According to Jessica Wynne, Sustainability Specialist and Sales Associate at Pfenning’s, partnering with Second Harvest has allowed the farm to get food not suitable for retail or processing into the mouths of people who value the intrinsic value of it. By connecting the dots between producer and consumer, Pfenning’s has donated nearly 360,000 pounds of food in just one year that would have otherwise ended up as animal feed or on a compost pile.

“Through this partnership we’re able to not only meet our sustainability and philanthropic goals but we’re also able to feed the people that we set out to feed in the first place”.

– Jessica Wynne

While still in its infancy, the partnership with Second Harvest has grown into a fully circular economy. Unlike our current economic system that moves in a straight line from resource extraction to disposal, a circular economy considers waste to be a resource, not a cost. In September 2023, the two partnered on a waste reduction project, the first farm to pilot such an initiative with Second Harvest. At Pfenning’s, once produce is harvested from the field, it enters the warehouse to be sorted into grades based on three criteria. If the produce does not meet specific standards, it is placed in the grade out bin and picked up by Second Harvest. Second Harvest takes on the responsibility of sorting and distributing viable produce throughout their network, including food banks, hamper programs , shelters, meal program, drop-in centres , before/after school, summer camp programs, and faith-based organizations. Food that has past its perishability and is no longer suitable for donation is sent back to Pfenning’s as compostable matter to be added to the farms multi-step composing cycle for the next season. Roughly 5,000 pounds of compost is returned to the farm on a weekly basis. Since September, Pfenning’s has received over 129,000 pounds of food that would have otherwise been sent to the landfill.

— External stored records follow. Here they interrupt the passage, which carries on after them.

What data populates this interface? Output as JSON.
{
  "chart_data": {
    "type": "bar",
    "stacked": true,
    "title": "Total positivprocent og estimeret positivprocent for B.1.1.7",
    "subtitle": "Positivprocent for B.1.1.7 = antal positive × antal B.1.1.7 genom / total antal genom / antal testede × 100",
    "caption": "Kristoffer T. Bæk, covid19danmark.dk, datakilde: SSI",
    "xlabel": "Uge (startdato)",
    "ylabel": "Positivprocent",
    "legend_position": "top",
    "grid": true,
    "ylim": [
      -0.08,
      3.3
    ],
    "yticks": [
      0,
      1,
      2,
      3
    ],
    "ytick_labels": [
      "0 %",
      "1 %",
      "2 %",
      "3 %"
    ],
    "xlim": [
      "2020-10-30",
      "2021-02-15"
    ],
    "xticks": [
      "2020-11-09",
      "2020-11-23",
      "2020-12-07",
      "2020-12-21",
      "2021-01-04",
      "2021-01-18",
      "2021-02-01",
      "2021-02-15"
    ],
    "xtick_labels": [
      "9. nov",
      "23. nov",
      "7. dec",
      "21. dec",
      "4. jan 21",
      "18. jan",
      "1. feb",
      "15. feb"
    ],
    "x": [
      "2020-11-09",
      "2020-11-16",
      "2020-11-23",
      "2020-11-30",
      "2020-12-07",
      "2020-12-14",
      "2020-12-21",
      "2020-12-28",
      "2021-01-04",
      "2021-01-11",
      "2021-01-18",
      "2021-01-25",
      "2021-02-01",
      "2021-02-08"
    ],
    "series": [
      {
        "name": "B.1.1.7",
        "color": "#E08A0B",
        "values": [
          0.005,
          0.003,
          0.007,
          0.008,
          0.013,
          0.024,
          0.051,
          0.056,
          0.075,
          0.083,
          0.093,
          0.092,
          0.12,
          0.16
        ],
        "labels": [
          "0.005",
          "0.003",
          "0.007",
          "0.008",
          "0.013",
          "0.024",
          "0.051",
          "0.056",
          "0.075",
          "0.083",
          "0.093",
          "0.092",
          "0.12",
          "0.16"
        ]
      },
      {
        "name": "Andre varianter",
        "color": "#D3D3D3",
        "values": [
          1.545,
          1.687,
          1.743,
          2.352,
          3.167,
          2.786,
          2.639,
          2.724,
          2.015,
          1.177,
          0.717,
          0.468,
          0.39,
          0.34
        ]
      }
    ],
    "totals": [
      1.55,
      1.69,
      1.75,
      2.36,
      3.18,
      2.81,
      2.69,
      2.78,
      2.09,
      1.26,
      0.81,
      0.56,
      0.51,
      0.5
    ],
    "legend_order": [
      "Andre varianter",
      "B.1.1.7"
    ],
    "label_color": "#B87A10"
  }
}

According to Kirkpatrick the circular economy is something the agricultural community as a whole can be uniquely a part of given its keen awareness of the investments that go into growing food. “It’s the inputs, the finances, the sweat equity, the heart, the labour”, states Kirkpatrick, “and when we waste food we waste all of those things. I just think farmers are so invested in getting that food to where it belongs, which is to feeding people”.

The regenerative practice of returning nutrients back into the soil is also one of the foundational building blocks of organics. In addition to the circular economy of food, Pfenning’s partnership with Second Harvest supports the nutrient cycle of the farm’s soil health. Compost fuels the microbial life and symbiotic relationships between the plants and the fungi (mycorrhiza) in the soil. This process ultimately grows a crop that is healthier and more resistant to drought and pest pressure without the need to add artificial pesticides, herbicides or fungicides. Artificial nutrients and fertilizers stunt produce by damaging the symbiotic relationship between the plant and the fungi in the soil.

According to Wynne, the plant gets lazy when artificial nutrients are readily available, and therefore becomes less nutrient dense as opposed to if it searched for the nutrients itself. By letting nature take its course, Pfenning’s is improving the nutrient content in its produce while dramatically reducing its greenhouse gas emissions compared to its conventional farming counterparts.

In February of this year, Pfenning’s Organic Farm was awarded the From the Farm Award in recognition of its commitment to ‘no waste, no hunger’ by diverting surplus food to people and not the landfill.

Food rescue is not only paramount to feeding people, but preventing unnecessary food waste, according to Wynne, “is also one of the most pressing challenges in our society that we have the ability to make a difference for and have a meaningful impact on”.